I suoi occhi si contrassero per reprimere il dolore, sì che parvero affondati nell’orbita e non si vide altro che le sopracciglia vellose. Le rughe della fronte parevano incise con un’arma tagliente.
«Dunque – continuò – c’era una scheggia di roccia così grande che avrei potuto agevolmente abbracciarla due volte. Una scheggia, ti dico, più leggera di un mezzo sacco di grano. Ma bisognava passarci sopra ed era pericolosa perchè scoteva. Penso di spostarla in modo da lasciare libero il passo e imagino che debba subito arrestarsi contro un grosso tronco abbarbicato alla roccia. Ci puntello sotto il piccone e faccio forza con tutta la persona. La scheggia va addosso al tronco, come avevo preveduto; ma il tronco, vecchio e marcio, cede al peso pur lieve e si spezza; il sasso precipita. Trattengo un grido e balzo con grande rischio all’aperto, per vedere. Poteva voltare di qua, di là, in cento direzioni: cadere nel fiume come accadeva spesso d’inverno. Perchè proprio avrebbe dovuto…. Insomma, fu così. Piombò in mezzo all’aia, mentre io gridavo frenetico dall’alto masso, sull’abisso, impotente d’ira e di furore.
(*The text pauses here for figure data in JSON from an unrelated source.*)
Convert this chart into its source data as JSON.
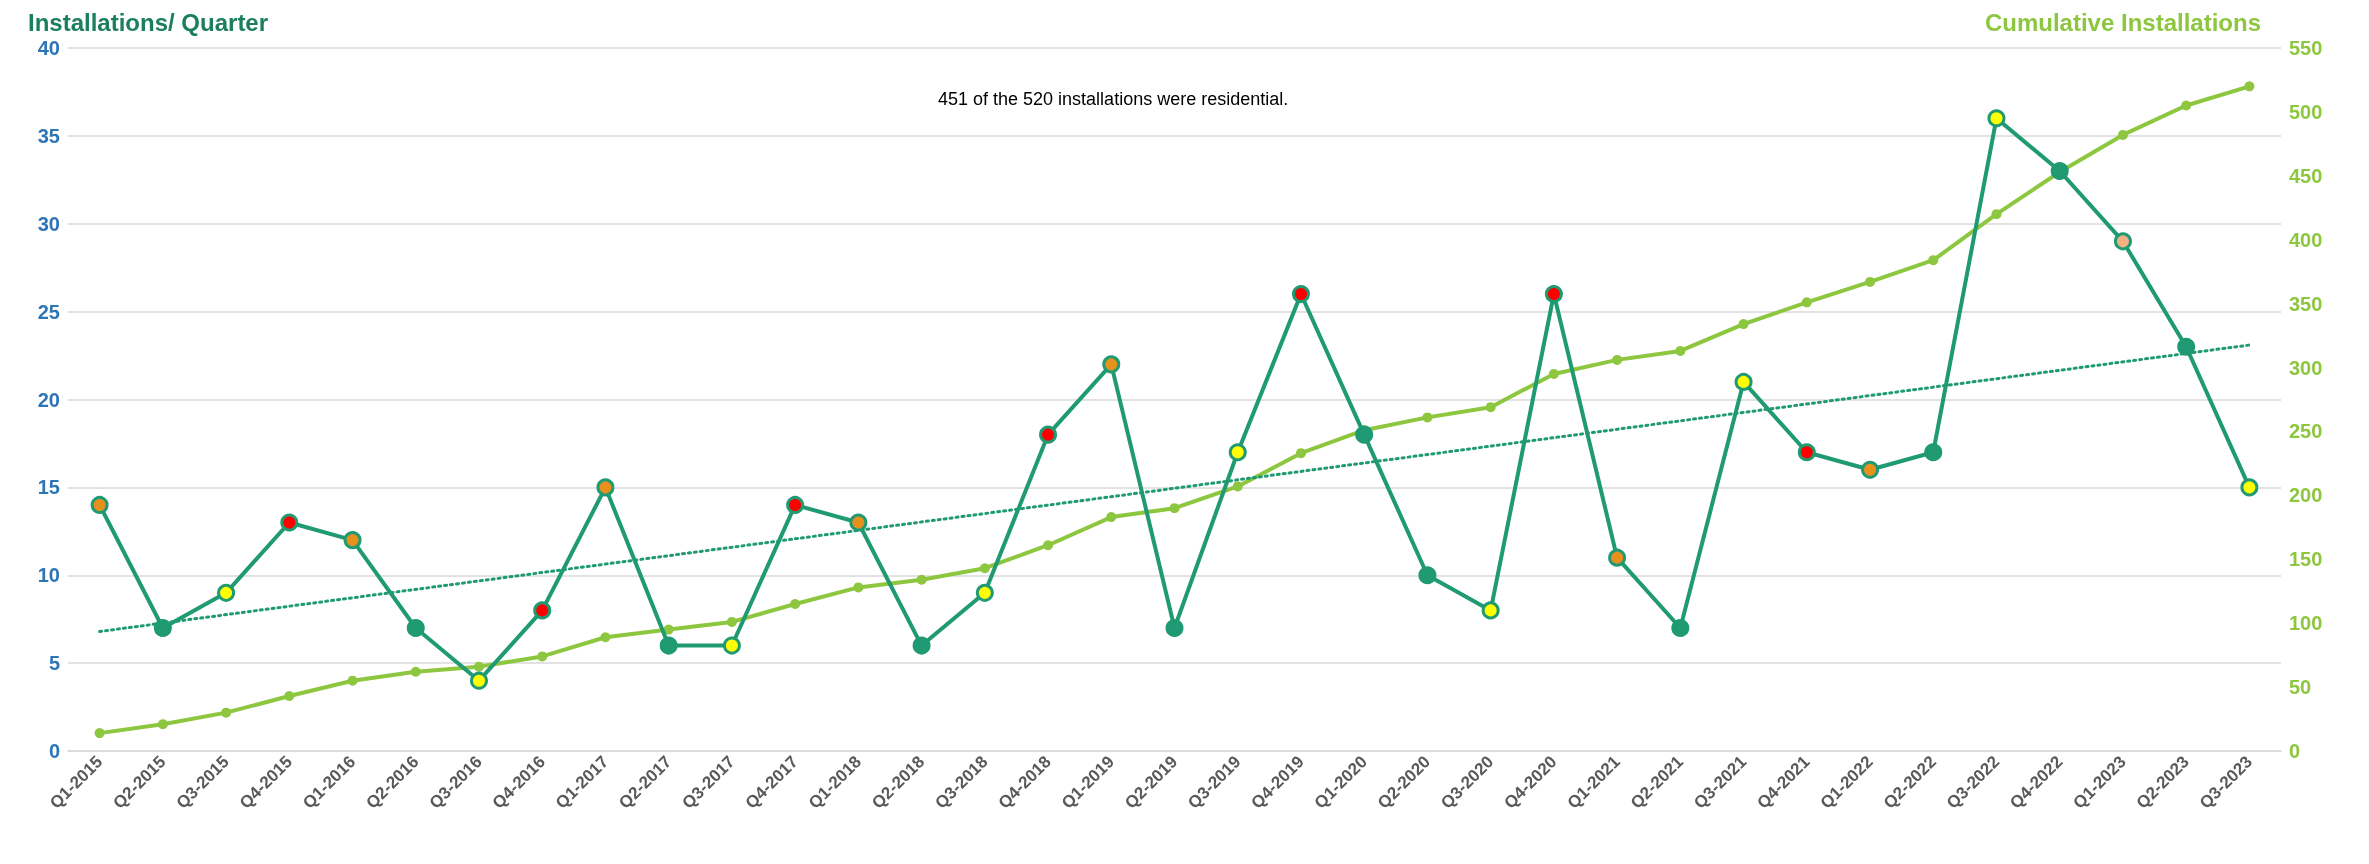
{
  "chart_data": {
    "type": "line",
    "ylabel": "Installations/ Quarter",
    "y2label": "Cumulative Installations",
    "annotations": [
      "451 of the 520 installations were residential."
    ],
    "categories": [
      "Q1-2015",
      "Q2-2015",
      "Q3-2015",
      "Q4-2015",
      "Q1-2016",
      "Q2-2016",
      "Q3-2016",
      "Q4-2016",
      "Q1-2017",
      "Q2-2017",
      "Q3-2017",
      "Q4-2017",
      "Q1-2018",
      "Q2-2018",
      "Q3-2018",
      "Q4-2018",
      "Q1-2019",
      "Q2-2019",
      "Q3-2019",
      "Q4-2019",
      "Q1-2020",
      "Q2-2020",
      "Q3-2020",
      "Q4-2020",
      "Q1-2021",
      "Q2-2021",
      "Q3-2021",
      "Q4-2021",
      "Q1-2022",
      "Q2-2022",
      "Q3-2022",
      "Q4-2022",
      "Q1-2023",
      "Q2-2023",
      "Q3-2023"
    ],
    "series": [
      {
        "color": "#1f9a72",
        "marker": "circle",
        "values": [
          14,
          7,
          9,
          13,
          12,
          7,
          4,
          8,
          15,
          6,
          6,
          14,
          13,
          6,
          9,
          18,
          22,
          7,
          17,
          26,
          18,
          10,
          8,
          26,
          11,
          7,
          21,
          17,
          16,
          17,
          36,
          33,
          29,
          23,
          15
        ],
        "colors": [
          "#e6901e",
          "#1f9a72",
          "#ffff00",
          "#ff0000",
          "#e6901e",
          "#1f9a72",
          "#ffff00",
          "#ff0000",
          "#e6901e",
          "#1f9a72",
          "#ffff00",
          "#ff0000",
          "#e6901e",
          "#1f9a72",
          "#ffff00",
          "#ff0000",
          "#e6901e",
          "#1f9a72",
          "#ffff00",
          "#ff0000",
          "#1f9a72",
          "#1f9a72",
          "#ffff00",
          "#ff0000",
          "#e6901e",
          "#1f9a72",
          "#ffff00",
          "#ff0000",
          "#e6901e",
          "#1f9a72",
          "#ffff00",
          "#1f9a72",
          "#f4b183",
          "#1f9a72",
          "#ffff00"
        ]
      },
      {
        "color": "#8dc63f",
        "marker": "circle",
        "axis": "y2",
        "values": [
          14,
          21,
          30,
          43,
          55,
          62,
          66,
          74,
          89,
          95,
          101,
          115,
          128,
          134,
          143,
          161,
          183,
          190,
          207,
          233,
          251,
          261,
          269,
          295,
          306,
          313,
          334,
          351,
          367,
          384,
          420,
          453,
          482,
          505,
          520
        ]
      },
      {
        "color": "#1f9a72",
        "marker": "none",
        "line_style": "dotted",
        "x": [
          "Q1-2015",
          "Q3-2023"
        ],
        "values": [
          6.8,
          23.1
        ]
      }
    ],
    "ylim": [
      0,
      40
    ],
    "yticks": [
      0,
      5,
      10,
      15,
      20,
      25,
      30,
      35,
      40
    ],
    "y2lim": [
      0,
      550
    ],
    "y2ticks": [
      0,
      50,
      100,
      150,
      200,
      250,
      300,
      350,
      400,
      450,
      500,
      550
    ],
    "grid": "y"
  }
}
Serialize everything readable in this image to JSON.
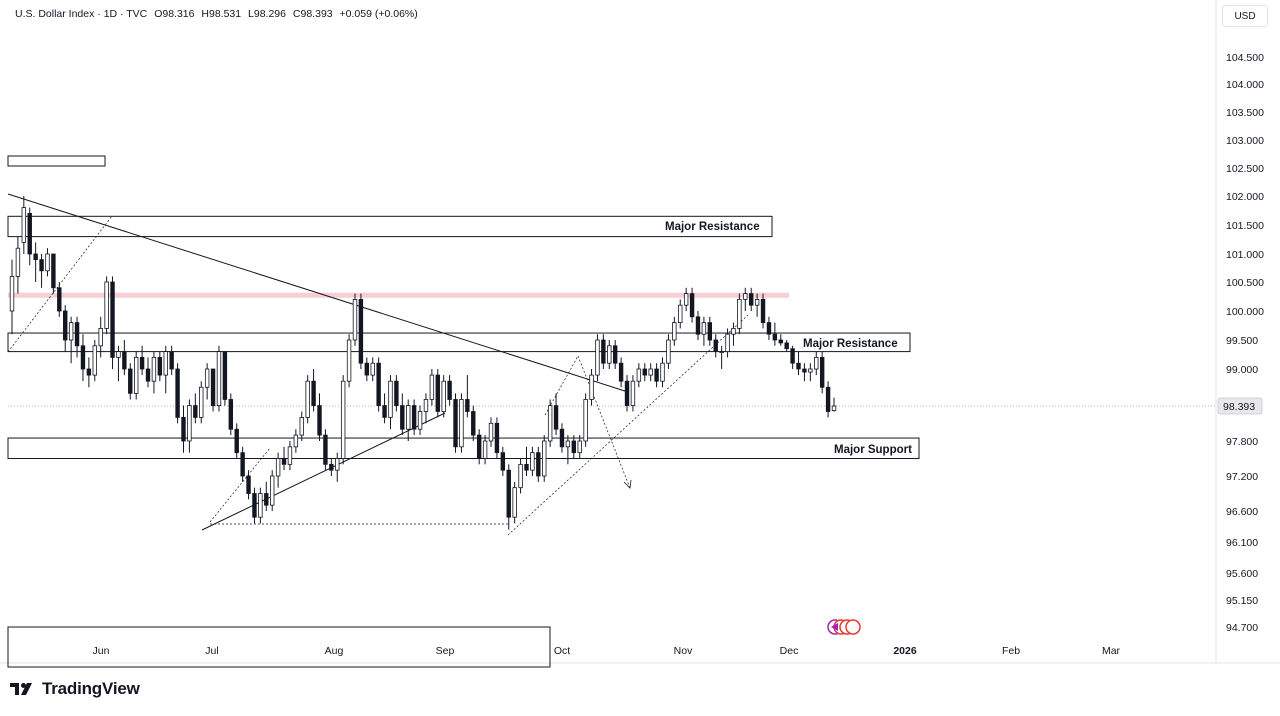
{
  "legend": {
    "symbol": "U.S. Dollar Index · 1D · TVC",
    "open": "O98.316",
    "high": "H98.531",
    "low": "L98.296",
    "close": "C98.393",
    "change": "+0.059 (+0.06%)"
  },
  "currency_button": "USD",
  "brand": "TradingView",
  "chart_data": {
    "type": "candlestick",
    "symbol": "U.S. Dollar Index",
    "interval": "1D",
    "source": "TVC",
    "last_price": "98.393",
    "y_ticks": [
      "104.500",
      "104.000",
      "103.500",
      "103.000",
      "102.500",
      "102.000",
      "101.500",
      "101.000",
      "100.500",
      "100.000",
      "99.500",
      "99.000",
      "98.393",
      "97.800",
      "97.200",
      "96.600",
      "96.100",
      "95.600",
      "95.150",
      "94.700"
    ],
    "x_ticks": [
      "Jun",
      "Jul",
      "Aug",
      "Sep",
      "Oct",
      "Nov",
      "Dec",
      "2026",
      "Feb",
      "Mar"
    ],
    "bold_x_ticks": [
      "2026"
    ],
    "annotations": [
      {
        "label": "Major Resistance",
        "zone": [
          101.3,
          101.65
        ]
      },
      {
        "label": "Major Resistance",
        "zone": [
          99.3,
          99.62
        ]
      },
      {
        "label": "Major Support",
        "zone": [
          97.5,
          97.85
        ]
      }
    ],
    "highlight_level": 100.28,
    "candles": [
      {
        "o": 100.0,
        "h": 100.9,
        "l": 99.6,
        "c": 100.6
      },
      {
        "o": 100.6,
        "h": 101.3,
        "l": 100.3,
        "c": 101.1
      },
      {
        "o": 101.2,
        "h": 102.0,
        "l": 101.0,
        "c": 101.8
      },
      {
        "o": 101.7,
        "h": 101.8,
        "l": 100.8,
        "c": 101.0
      },
      {
        "o": 101.0,
        "h": 101.2,
        "l": 100.5,
        "c": 100.9
      },
      {
        "o": 100.9,
        "h": 101.0,
        "l": 100.4,
        "c": 100.7
      },
      {
        "o": 100.7,
        "h": 101.1,
        "l": 100.6,
        "c": 101.0
      },
      {
        "o": 101.0,
        "h": 101.0,
        "l": 100.3,
        "c": 100.4
      },
      {
        "o": 100.4,
        "h": 100.5,
        "l": 99.9,
        "c": 100.0
      },
      {
        "o": 100.0,
        "h": 100.1,
        "l": 99.3,
        "c": 99.5
      },
      {
        "o": 99.5,
        "h": 99.9,
        "l": 99.1,
        "c": 99.8
      },
      {
        "o": 99.8,
        "h": 99.9,
        "l": 99.2,
        "c": 99.4
      },
      {
        "o": 99.4,
        "h": 99.6,
        "l": 98.8,
        "c": 99.0
      },
      {
        "o": 99.0,
        "h": 99.2,
        "l": 98.7,
        "c": 98.9
      },
      {
        "o": 98.9,
        "h": 99.5,
        "l": 98.8,
        "c": 99.4
      },
      {
        "o": 99.4,
        "h": 99.9,
        "l": 99.2,
        "c": 99.7
      },
      {
        "o": 99.7,
        "h": 100.6,
        "l": 99.6,
        "c": 100.5
      },
      {
        "o": 100.5,
        "h": 100.6,
        "l": 99.0,
        "c": 99.2
      },
      {
        "o": 99.2,
        "h": 99.4,
        "l": 98.8,
        "c": 99.3
      },
      {
        "o": 99.3,
        "h": 99.5,
        "l": 98.9,
        "c": 99.0
      },
      {
        "o": 99.0,
        "h": 99.1,
        "l": 98.5,
        "c": 98.6
      },
      {
        "o": 98.6,
        "h": 99.3,
        "l": 98.5,
        "c": 99.2
      },
      {
        "o": 99.2,
        "h": 99.4,
        "l": 98.9,
        "c": 99.0
      },
      {
        "o": 99.0,
        "h": 99.2,
        "l": 98.7,
        "c": 98.8
      },
      {
        "o": 98.8,
        "h": 99.3,
        "l": 98.6,
        "c": 99.2
      },
      {
        "o": 99.2,
        "h": 99.3,
        "l": 98.8,
        "c": 98.9
      },
      {
        "o": 98.9,
        "h": 99.4,
        "l": 98.6,
        "c": 99.3
      },
      {
        "o": 99.3,
        "h": 99.4,
        "l": 98.9,
        "c": 99.0
      },
      {
        "o": 99.0,
        "h": 99.1,
        "l": 98.1,
        "c": 98.2
      },
      {
        "o": 98.2,
        "h": 98.4,
        "l": 97.6,
        "c": 97.8
      },
      {
        "o": 97.8,
        "h": 98.5,
        "l": 97.6,
        "c": 98.4
      },
      {
        "o": 98.4,
        "h": 98.6,
        "l": 98.1,
        "c": 98.2
      },
      {
        "o": 98.2,
        "h": 98.8,
        "l": 98.1,
        "c": 98.7
      },
      {
        "o": 98.7,
        "h": 99.1,
        "l": 98.5,
        "c": 99.0
      },
      {
        "o": 99.0,
        "h": 99.0,
        "l": 98.3,
        "c": 98.4
      },
      {
        "o": 98.4,
        "h": 99.4,
        "l": 98.3,
        "c": 99.3
      },
      {
        "o": 99.3,
        "h": 99.3,
        "l": 98.4,
        "c": 98.5
      },
      {
        "o": 98.5,
        "h": 98.6,
        "l": 97.9,
        "c": 98.0
      },
      {
        "o": 98.0,
        "h": 98.1,
        "l": 97.5,
        "c": 97.6
      },
      {
        "o": 97.6,
        "h": 97.7,
        "l": 97.1,
        "c": 97.2
      },
      {
        "o": 97.2,
        "h": 97.3,
        "l": 96.8,
        "c": 96.9
      },
      {
        "o": 96.9,
        "h": 97.0,
        "l": 96.4,
        "c": 96.5
      },
      {
        "o": 96.5,
        "h": 97.0,
        "l": 96.4,
        "c": 96.9
      },
      {
        "o": 96.9,
        "h": 97.1,
        "l": 96.6,
        "c": 96.7
      },
      {
        "o": 96.7,
        "h": 97.3,
        "l": 96.6,
        "c": 97.2
      },
      {
        "o": 97.2,
        "h": 97.6,
        "l": 97.0,
        "c": 97.5
      },
      {
        "o": 97.5,
        "h": 97.7,
        "l": 97.3,
        "c": 97.4
      },
      {
        "o": 97.4,
        "h": 97.8,
        "l": 97.3,
        "c": 97.7
      },
      {
        "o": 97.7,
        "h": 98.0,
        "l": 97.6,
        "c": 97.9
      },
      {
        "o": 97.9,
        "h": 98.3,
        "l": 97.8,
        "c": 98.2
      },
      {
        "o": 98.2,
        "h": 98.9,
        "l": 98.1,
        "c": 98.8
      },
      {
        "o": 98.8,
        "h": 99.0,
        "l": 98.3,
        "c": 98.4
      },
      {
        "o": 98.4,
        "h": 98.6,
        "l": 97.8,
        "c": 97.9
      },
      {
        "o": 97.9,
        "h": 98.0,
        "l": 97.3,
        "c": 97.4
      },
      {
        "o": 97.4,
        "h": 97.5,
        "l": 97.2,
        "c": 97.3
      },
      {
        "o": 97.3,
        "h": 97.6,
        "l": 97.1,
        "c": 97.5
      },
      {
        "o": 97.5,
        "h": 98.9,
        "l": 97.4,
        "c": 98.8
      },
      {
        "o": 98.8,
        "h": 99.6,
        "l": 98.7,
        "c": 99.5
      },
      {
        "o": 99.5,
        "h": 100.3,
        "l": 99.4,
        "c": 100.2
      },
      {
        "o": 100.2,
        "h": 100.3,
        "l": 99.0,
        "c": 99.1
      },
      {
        "o": 99.1,
        "h": 99.2,
        "l": 98.8,
        "c": 98.9
      },
      {
        "o": 98.9,
        "h": 99.2,
        "l": 98.8,
        "c": 99.1
      },
      {
        "o": 99.1,
        "h": 99.2,
        "l": 98.3,
        "c": 98.4
      },
      {
        "o": 98.4,
        "h": 98.6,
        "l": 98.1,
        "c": 98.2
      },
      {
        "o": 98.2,
        "h": 98.9,
        "l": 98.0,
        "c": 98.8
      },
      {
        "o": 98.8,
        "h": 98.9,
        "l": 98.3,
        "c": 98.4
      },
      {
        "o": 98.4,
        "h": 98.6,
        "l": 97.9,
        "c": 98.0
      },
      {
        "o": 98.0,
        "h": 98.5,
        "l": 97.8,
        "c": 98.4
      },
      {
        "o": 98.4,
        "h": 98.5,
        "l": 97.9,
        "c": 98.0
      },
      {
        "o": 98.0,
        "h": 98.4,
        "l": 97.9,
        "c": 98.3
      },
      {
        "o": 98.3,
        "h": 98.6,
        "l": 98.1,
        "c": 98.5
      },
      {
        "o": 98.5,
        "h": 99.0,
        "l": 98.4,
        "c": 98.9
      },
      {
        "o": 98.9,
        "h": 99.0,
        "l": 98.2,
        "c": 98.3
      },
      {
        "o": 98.3,
        "h": 98.9,
        "l": 98.2,
        "c": 98.8
      },
      {
        "o": 98.8,
        "h": 98.9,
        "l": 98.4,
        "c": 98.5
      },
      {
        "o": 98.5,
        "h": 98.6,
        "l": 97.6,
        "c": 97.7
      },
      {
        "o": 97.7,
        "h": 98.6,
        "l": 97.6,
        "c": 98.5
      },
      {
        "o": 98.5,
        "h": 98.9,
        "l": 98.2,
        "c": 98.3
      },
      {
        "o": 98.3,
        "h": 98.4,
        "l": 97.8,
        "c": 97.9
      },
      {
        "o": 97.9,
        "h": 98.0,
        "l": 97.4,
        "c": 97.5
      },
      {
        "o": 97.5,
        "h": 97.9,
        "l": 97.4,
        "c": 97.8
      },
      {
        "o": 97.8,
        "h": 98.2,
        "l": 97.7,
        "c": 98.1
      },
      {
        "o": 98.1,
        "h": 98.2,
        "l": 97.5,
        "c": 97.6
      },
      {
        "o": 97.6,
        "h": 97.7,
        "l": 97.2,
        "c": 97.3
      },
      {
        "o": 97.3,
        "h": 97.4,
        "l": 96.3,
        "c": 96.5
      },
      {
        "o": 96.5,
        "h": 97.1,
        "l": 96.4,
        "c": 97.0
      },
      {
        "o": 97.0,
        "h": 97.5,
        "l": 96.9,
        "c": 97.4
      },
      {
        "o": 97.4,
        "h": 97.7,
        "l": 97.2,
        "c": 97.3
      },
      {
        "o": 97.3,
        "h": 97.7,
        "l": 97.2,
        "c": 97.6
      },
      {
        "o": 97.6,
        "h": 97.7,
        "l": 97.1,
        "c": 97.2
      },
      {
        "o": 97.2,
        "h": 97.9,
        "l": 97.1,
        "c": 97.8
      },
      {
        "o": 97.8,
        "h": 98.5,
        "l": 97.7,
        "c": 98.4
      },
      {
        "o": 98.4,
        "h": 98.6,
        "l": 97.9,
        "c": 98.0
      },
      {
        "o": 98.0,
        "h": 98.1,
        "l": 97.6,
        "c": 97.7
      },
      {
        "o": 97.7,
        "h": 97.9,
        "l": 97.4,
        "c": 97.8
      },
      {
        "o": 97.8,
        "h": 97.9,
        "l": 97.5,
        "c": 97.6
      },
      {
        "o": 97.6,
        "h": 97.9,
        "l": 97.5,
        "c": 97.8
      },
      {
        "o": 97.8,
        "h": 98.6,
        "l": 97.7,
        "c": 98.5
      },
      {
        "o": 98.5,
        "h": 99.0,
        "l": 98.4,
        "c": 98.9
      },
      {
        "o": 98.9,
        "h": 99.6,
        "l": 98.8,
        "c": 99.5
      },
      {
        "o": 99.5,
        "h": 99.6,
        "l": 99.0,
        "c": 99.1
      },
      {
        "o": 99.1,
        "h": 99.5,
        "l": 99.0,
        "c": 99.4
      },
      {
        "o": 99.4,
        "h": 99.5,
        "l": 99.0,
        "c": 99.1
      },
      {
        "o": 99.1,
        "h": 99.2,
        "l": 98.7,
        "c": 98.8
      },
      {
        "o": 98.8,
        "h": 98.9,
        "l": 98.3,
        "c": 98.4
      },
      {
        "o": 98.4,
        "h": 98.9,
        "l": 98.3,
        "c": 98.8
      },
      {
        "o": 98.8,
        "h": 99.1,
        "l": 98.7,
        "c": 99.0
      },
      {
        "o": 99.0,
        "h": 99.1,
        "l": 98.8,
        "c": 98.9
      },
      {
        "o": 98.9,
        "h": 99.1,
        "l": 98.8,
        "c": 99.0
      },
      {
        "o": 99.0,
        "h": 99.1,
        "l": 98.7,
        "c": 98.8
      },
      {
        "o": 98.8,
        "h": 99.2,
        "l": 98.7,
        "c": 99.1
      },
      {
        "o": 99.1,
        "h": 99.6,
        "l": 99.0,
        "c": 99.5
      },
      {
        "o": 99.5,
        "h": 99.9,
        "l": 99.4,
        "c": 99.8
      },
      {
        "o": 99.8,
        "h": 100.2,
        "l": 99.7,
        "c": 100.1
      },
      {
        "o": 100.1,
        "h": 100.4,
        "l": 100.0,
        "c": 100.3
      },
      {
        "o": 100.3,
        "h": 100.4,
        "l": 99.8,
        "c": 99.9
      },
      {
        "o": 99.9,
        "h": 100.0,
        "l": 99.5,
        "c": 99.6
      },
      {
        "o": 99.6,
        "h": 99.9,
        "l": 99.4,
        "c": 99.8
      },
      {
        "o": 99.8,
        "h": 99.9,
        "l": 99.4,
        "c": 99.5
      },
      {
        "o": 99.5,
        "h": 99.6,
        "l": 99.2,
        "c": 99.3
      },
      {
        "o": 99.3,
        "h": 99.4,
        "l": 99.0,
        "c": 99.3
      },
      {
        "o": 99.3,
        "h": 99.7,
        "l": 99.2,
        "c": 99.6
      },
      {
        "o": 99.6,
        "h": 99.8,
        "l": 99.4,
        "c": 99.7
      },
      {
        "o": 99.7,
        "h": 100.3,
        "l": 99.6,
        "c": 100.2
      },
      {
        "o": 100.2,
        "h": 100.4,
        "l": 100.0,
        "c": 100.3
      },
      {
        "o": 100.3,
        "h": 100.4,
        "l": 100.0,
        "c": 100.1
      },
      {
        "o": 100.1,
        "h": 100.3,
        "l": 99.9,
        "c": 100.2
      },
      {
        "o": 100.2,
        "h": 100.3,
        "l": 99.7,
        "c": 99.8
      },
      {
        "o": 99.8,
        "h": 99.9,
        "l": 99.5,
        "c": 99.6
      },
      {
        "o": 99.6,
        "h": 99.8,
        "l": 99.4,
        "c": 99.5
      },
      {
        "o": 99.5,
        "h": 99.6,
        "l": 99.4,
        "c": 99.45
      },
      {
        "o": 99.45,
        "h": 99.5,
        "l": 99.3,
        "c": 99.35
      },
      {
        "o": 99.35,
        "h": 99.4,
        "l": 99.0,
        "c": 99.1
      },
      {
        "o": 99.1,
        "h": 99.3,
        "l": 98.9,
        "c": 99.0
      },
      {
        "o": 99.0,
        "h": 99.1,
        "l": 98.8,
        "c": 98.95
      },
      {
        "o": 98.95,
        "h": 99.1,
        "l": 98.8,
        "c": 99.0
      },
      {
        "o": 99.0,
        "h": 99.3,
        "l": 98.9,
        "c": 99.2
      },
      {
        "o": 99.2,
        "h": 99.3,
        "l": 98.6,
        "c": 98.7
      },
      {
        "o": 98.7,
        "h": 98.8,
        "l": 98.2,
        "c": 98.3
      },
      {
        "o": 98.316,
        "h": 98.531,
        "l": 98.296,
        "c": 98.393
      }
    ]
  }
}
Feci a tempo a veder lei che balzava dalla fonte atterrita, mentre il macigno si abbatteva di colpo sul piccino e su lei…».
— Eppure – concluse egli più tardi col viso ancor pieno d’ombra e d’orrore – eppure il tesoro c’è. Sono sicuro che c’è. Ma nessuno lo avrà mai.
Poichè si avvicinava il meriggio, scendemmo. Io parlai di cose allegre per distrarlo; ma il suo pensiero era lassù e volava coi falchetti, ch’egli invidiava come custodi dell’oro inviolabile.
Fine.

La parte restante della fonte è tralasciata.